The list is endless. And it's exhausting, isn't it? Think about it. We make all these promises to ourselves; and to our credit, we do start with a valiant effort. We join a gym because we think that monthly charge will force us to be committed. We tell everyone we know that we're going to accomplish *insert arbitrary goal here* because we think the accountability will guilt us into sticking with something we know we don't really want to do.
Don't get me wrong, commitment and accountability are good things, but the focus of a New Year's Resolution is usually very negative. For example:
- "This year, I have to go to the gym to get this weight off -- I'm disgusting!"
- "Ugh. I have got to work harder this year -- if I don't crack down, I'm going to be such a failure!"
- "I still haven't bought a home / traveled somewhere / written that novel yet ... I'm never going to get anywhere if I don't buckle down and stop being a loser."
- "Ew. I can't adult right now. It's too hard."
The list is endless too, but why do we keep doing this to ourselves? Why do we continue to begin each new year saying things we know we won't do? Why do we allow ourselves to keep ending each year disappointed, disgusted and disillusioned with ourselves because we didn't do the thing we knew we wouldn't do in the first place?
Still, self-improvement is a good thing, and I believe that with all of my heart. But there's gotta be a better way to do it, right? I believe there is, and I mentioned both sides of my favorite New Year method in my last post. There are two parts to this, but they're easy to implement and with just a little discipline (you have it, so stop telling yourself that you don't), you can make it work for you. Believe me, if I could, you can.
So what are they?
So what are they?
- Be Positive: This can be aided with techniques like vision boards, positive affirmations, etc.

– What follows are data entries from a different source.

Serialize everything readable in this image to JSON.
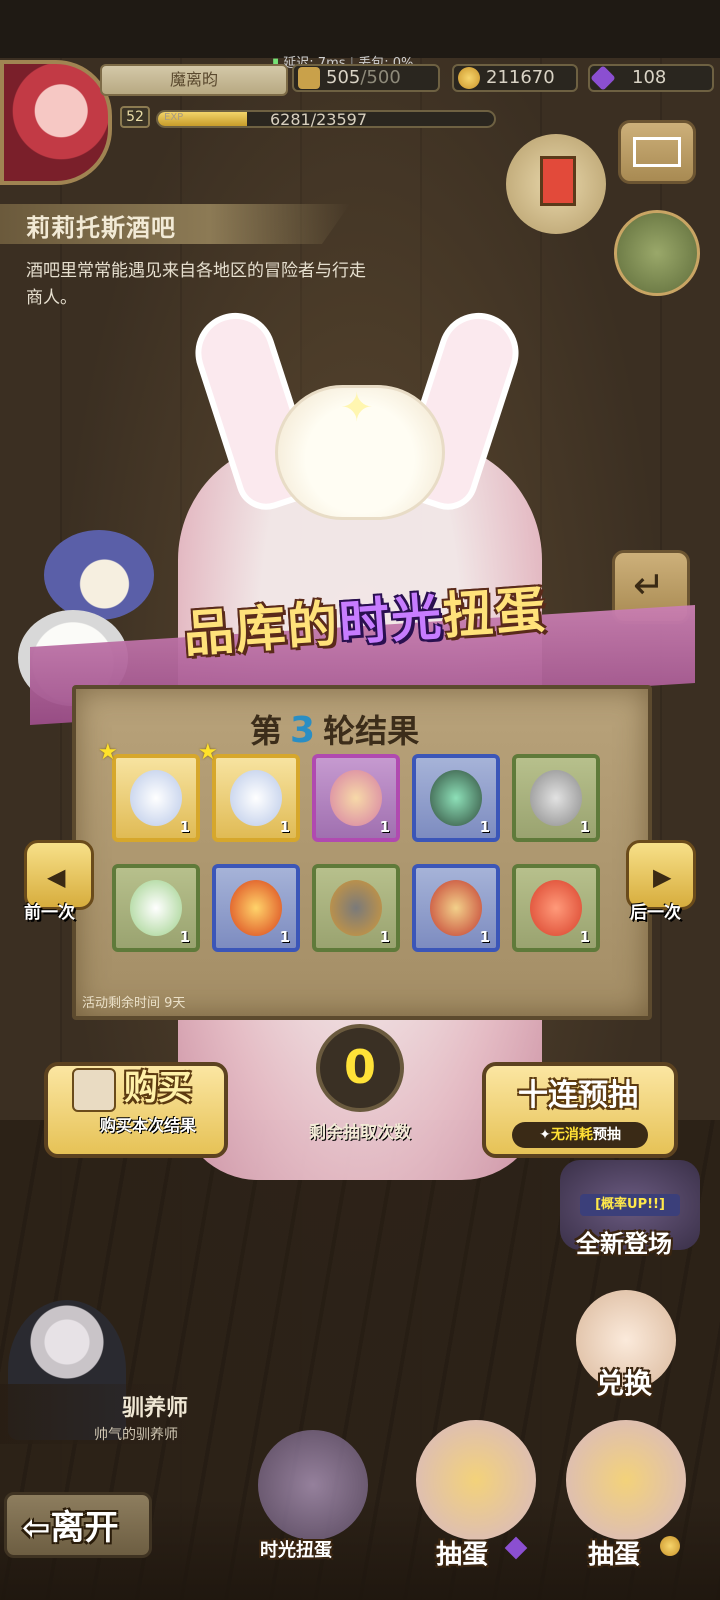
{
  "status": {
    "latency": "延迟: 7ms",
    "packet_loss": "丢包: 0%"
  },
  "player": {
    "name": "魔离昀",
    "stamina": "505",
    "stamina_max": "/500",
    "gold": "211670",
    "gems": "108",
    "level": "52",
    "exp_label": "EXP",
    "exp": "6281/23597",
    "exp_fraction": 0.266
  },
  "location": {
    "title": "莉莉托斯酒吧",
    "description": "酒吧里常常能遇见来自各地区的冒险者与行走商人。"
  },
  "gacha": {
    "title_pre": "品库的",
    "title_hl": "时光",
    "title_post": "扭蛋",
    "round_prefix": "第",
    "round_number": "3",
    "round_suffix": "轮结果",
    "remaining_time": "活动剩余时间 9天",
    "prev_label": "前一次",
    "next_label": "后一次",
    "remaining_draws": "0",
    "remaining_draws_label": "剩余抽取次数",
    "buy_title": "购买",
    "buy_sub": "购买本次结果",
    "ten_title": "十连预抽",
    "ten_sub_hl": "无消耗",
    "ten_sub": "预抽",
    "items": [
      {
        "name": "white-crystal-egg",
        "qty": "1",
        "rarity": "gold",
        "starred": true
      },
      {
        "name": "white-crystal-egg",
        "qty": "1",
        "rarity": "gold",
        "starred": true
      },
      {
        "name": "pink-nest-egg",
        "qty": "1",
        "rarity": "purple",
        "starred": false
      },
      {
        "name": "green-armor-egg",
        "qty": "1",
        "rarity": "blue",
        "starred": false
      },
      {
        "name": "grey-owl-egg",
        "qty": "1",
        "rarity": "green",
        "starred": false
      },
      {
        "name": "white-radish",
        "qty": "1",
        "rarity": "green",
        "starred": false
      },
      {
        "name": "fire-swirl-egg",
        "qty": "1",
        "rarity": "blue",
        "starred": false
      },
      {
        "name": "iron-helmet",
        "qty": "1",
        "rarity": "green",
        "starred": false
      },
      {
        "name": "red-feather-egg",
        "qty": "1",
        "rarity": "blue",
        "starred": false
      },
      {
        "name": "red-crab",
        "qty": "1",
        "rarity": "green",
        "starred": false
      }
    ]
  },
  "side": {
    "event_tag": "[概率UP!!]",
    "event_label": "全新登场",
    "exchange_label": "兑换"
  },
  "bottom": {
    "tamer_name": "驯养师",
    "tamer_title": "帅气的驯养师",
    "leave": "离开",
    "tab_time_gacha": "时光扭蛋",
    "tab_draw_gem": "抽蛋",
    "tab_draw_gold": "抽蛋"
  },
  "colors": {
    "gold": "#d6a72c",
    "purple": "#b04ab0",
    "blue": "#3b56b8",
    "green": "#5f7a3a"
  }
}
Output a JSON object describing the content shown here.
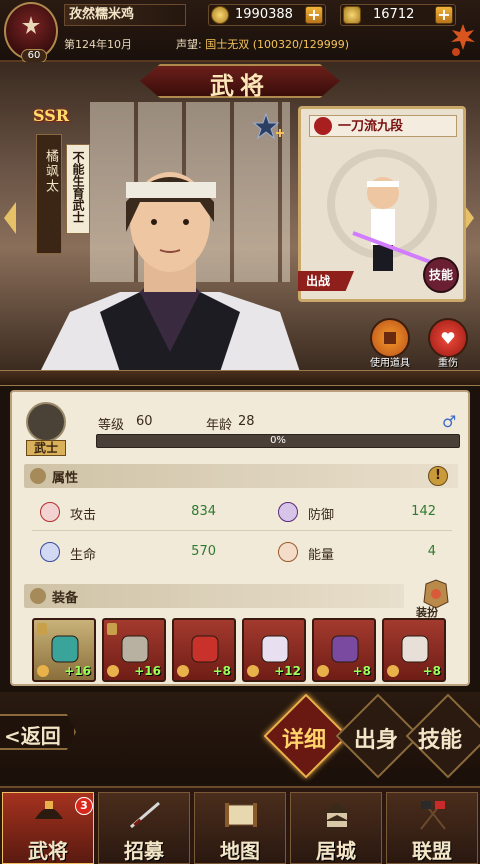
{
  "player": {
    "level": "60",
    "name": "孜然糯米鸡",
    "date": "第124年10月",
    "prestige_label": "声望:",
    "prestige_value": "国士无双 (100320/129999)"
  },
  "resources": {
    "gold": "1990388",
    "koban": "16712"
  },
  "page_title": "武将",
  "hero": {
    "rarity": "SSR",
    "name": "橘飒太",
    "trait": "不能生育武士",
    "skill_name": "一刀流九段",
    "deploy_label": "出战",
    "skill_seal": "技能",
    "use_item_label": "使用道具",
    "heal_label": "重伤"
  },
  "stats": {
    "class_label": "武士",
    "level_label": "等级",
    "level_value": "60",
    "age_label": "年龄",
    "age_value": "28",
    "gender": "♂",
    "xp_percent": 0,
    "xp_text": "0%",
    "attr_header": "属性",
    "warn_mark": "!",
    "attack_label": "攻击",
    "attack_value": "834",
    "defense_label": "防御",
    "defense_value": "142",
    "hp_label": "生命",
    "hp_value": "570",
    "energy_label": "能量",
    "energy_value": "4",
    "equip_header": "装备",
    "dress_label": "装扮"
  },
  "equipment": [
    {
      "bonus": "+16",
      "locked": true
    },
    {
      "bonus": "+16",
      "locked": true
    },
    {
      "bonus": "+8",
      "locked": false
    },
    {
      "bonus": "+12",
      "locked": false
    },
    {
      "bonus": "+8",
      "locked": false
    },
    {
      "bonus": "+8",
      "locked": false
    }
  ],
  "actions": {
    "back": "<返回",
    "detail": "详细",
    "origin": "出身",
    "skill": "技能"
  },
  "nav": {
    "generals": "武将",
    "generals_badge": "3",
    "recruit": "招募",
    "map": "地图",
    "castle": "居城",
    "alliance": "联盟"
  },
  "icons": {
    "gold": "gold-coin-icon",
    "koban": "koban-icon",
    "star": "star-plus-icon",
    "gender": "male-icon"
  },
  "colors": {
    "accent_red": "#6a1812",
    "gold": "#e9b14a",
    "stat_green": "#2f7a30",
    "bonus_green": "#9cff5a"
  }
}
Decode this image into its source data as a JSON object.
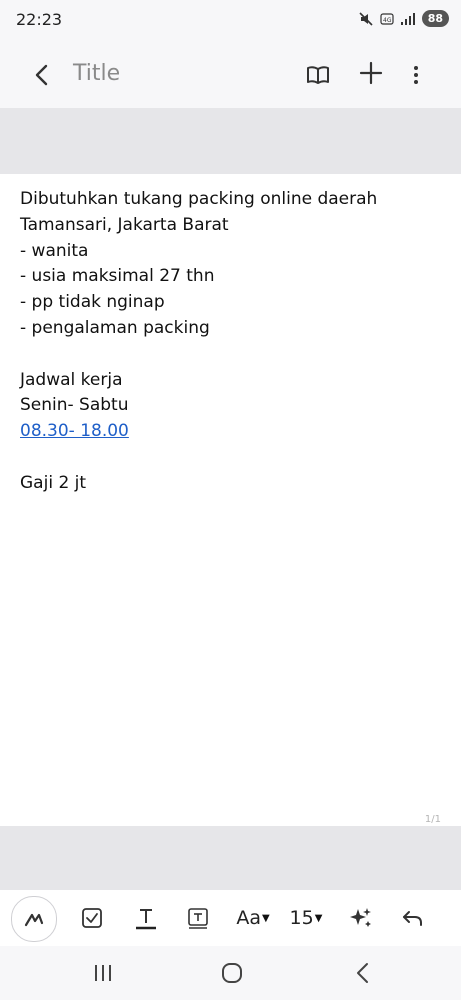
{
  "status": {
    "time": "22:23",
    "battery": "88",
    "icons": [
      "mute-icon",
      "volte-icon",
      "signal-icon",
      "battery-icon"
    ]
  },
  "header": {
    "title": "Title",
    "icons": [
      "back-arrow-icon",
      "reading-mode-icon",
      "plus-icon",
      "more-vert-icon"
    ]
  },
  "note": {
    "lines": [
      "Dibutuhkan tukang packing online daerah",
      "Tamansari, Jakarta Barat",
      "- wanita",
      "- usia maksimal 27 thn",
      "- pp tidak nginap",
      "- pengalaman packing",
      "",
      "Jadwal kerja",
      "Senin- Sabtu",
      "08.30- 18.00",
      "",
      "Gaji 2 jt"
    ],
    "page_indicator": "1/1"
  },
  "toolbar": {
    "font_label": "Aa",
    "size_label": "15",
    "icons": [
      "handwriting-icon",
      "checkbox-icon",
      "text-style-icon",
      "text-box-icon",
      "font-caret-icon",
      "ai-sparkle-icon",
      "undo-icon"
    ]
  },
  "navbar": {
    "icons": [
      "recents-icon",
      "home-icon",
      "back-icon"
    ]
  },
  "colors": {
    "link": "#1f5fc8",
    "band": "#e6e6e9",
    "background": "#f7f7f9"
  }
}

- Be Focused: Don't make a list of resolutions. Instead, choose one word to focus on bringing into your daily thought process. Keep that one word in mind -- chant it if you meditate, add it to your prayer journal, visualize whatever your word is coming into deeper focus in your daily life. (Find help with this at myoneword.org or oneword365.com)

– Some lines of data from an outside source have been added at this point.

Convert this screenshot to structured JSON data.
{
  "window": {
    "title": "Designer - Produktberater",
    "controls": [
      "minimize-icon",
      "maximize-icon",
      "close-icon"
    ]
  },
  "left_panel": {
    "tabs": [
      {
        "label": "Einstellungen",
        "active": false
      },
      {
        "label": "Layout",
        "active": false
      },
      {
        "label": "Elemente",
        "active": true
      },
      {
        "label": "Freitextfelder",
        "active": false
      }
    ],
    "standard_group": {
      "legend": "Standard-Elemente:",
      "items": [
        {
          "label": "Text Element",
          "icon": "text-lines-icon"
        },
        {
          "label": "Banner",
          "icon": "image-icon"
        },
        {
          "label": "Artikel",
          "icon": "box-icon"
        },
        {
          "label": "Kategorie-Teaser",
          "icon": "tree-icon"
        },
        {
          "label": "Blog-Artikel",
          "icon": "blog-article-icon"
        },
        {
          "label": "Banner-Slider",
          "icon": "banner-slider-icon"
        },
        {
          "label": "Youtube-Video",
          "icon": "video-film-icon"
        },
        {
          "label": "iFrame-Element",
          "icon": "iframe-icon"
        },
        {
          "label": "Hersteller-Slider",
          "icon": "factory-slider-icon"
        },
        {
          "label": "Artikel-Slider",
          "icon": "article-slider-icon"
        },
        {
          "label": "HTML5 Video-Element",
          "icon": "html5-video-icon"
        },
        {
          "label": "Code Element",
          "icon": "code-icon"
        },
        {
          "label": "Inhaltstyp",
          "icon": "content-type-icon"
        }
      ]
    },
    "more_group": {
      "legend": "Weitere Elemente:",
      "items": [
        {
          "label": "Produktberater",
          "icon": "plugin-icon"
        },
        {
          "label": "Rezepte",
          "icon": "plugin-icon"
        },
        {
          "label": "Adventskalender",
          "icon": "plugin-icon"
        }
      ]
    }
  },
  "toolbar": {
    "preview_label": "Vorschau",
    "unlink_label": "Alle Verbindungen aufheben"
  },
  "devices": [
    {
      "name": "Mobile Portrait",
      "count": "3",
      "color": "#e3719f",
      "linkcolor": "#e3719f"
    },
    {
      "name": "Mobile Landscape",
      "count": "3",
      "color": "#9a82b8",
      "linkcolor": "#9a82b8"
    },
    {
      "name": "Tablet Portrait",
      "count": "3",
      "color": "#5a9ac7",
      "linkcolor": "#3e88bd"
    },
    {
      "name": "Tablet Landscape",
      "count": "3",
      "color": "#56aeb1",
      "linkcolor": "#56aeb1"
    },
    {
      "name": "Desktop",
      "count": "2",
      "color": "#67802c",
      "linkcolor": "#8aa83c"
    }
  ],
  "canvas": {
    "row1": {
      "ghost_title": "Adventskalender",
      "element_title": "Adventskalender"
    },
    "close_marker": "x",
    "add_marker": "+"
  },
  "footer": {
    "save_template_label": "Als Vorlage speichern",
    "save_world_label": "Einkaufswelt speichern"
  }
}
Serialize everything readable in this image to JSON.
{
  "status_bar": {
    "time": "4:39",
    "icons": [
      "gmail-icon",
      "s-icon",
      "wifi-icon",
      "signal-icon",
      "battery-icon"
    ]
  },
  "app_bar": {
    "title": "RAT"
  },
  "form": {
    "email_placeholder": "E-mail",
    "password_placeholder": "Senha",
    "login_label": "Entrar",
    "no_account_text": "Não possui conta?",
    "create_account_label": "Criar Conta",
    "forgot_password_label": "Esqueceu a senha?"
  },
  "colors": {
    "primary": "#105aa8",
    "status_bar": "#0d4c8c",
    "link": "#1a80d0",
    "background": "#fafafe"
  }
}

Last year, my focus word was "Goals." I spent a lot of time thinking about what I want to accomplish in my life -- as a mother, as a woman, as an author. I even wrote my first real five-year plan, complete with a monthly breakdown of goals for 2016 that are intended to take me closer to my ultimate goals. Why? Because "there are seven days in a week, and someday isn't one of them."
This year, my focus word is "Affirmation." I'm going to be focused not only on keeping and maintaining the goalsetting habits and behaviors that worked for me in 2015, but also on encouraging myself and being willing to celebrate myself when I've done something well. I'm also going to be using positive affirmation to keep improving my self-talk, my prayer life, my daily habits, and my self-image.
I plan to share more about this in upcoming posts, but in the meantime ...
What are you doing this year? Do you have a New Year's Resolution, or do you have a focus word like me? If you're willing to share, tell me your focus word or resolution in the comments, and let me know how you plan to improve your life this year.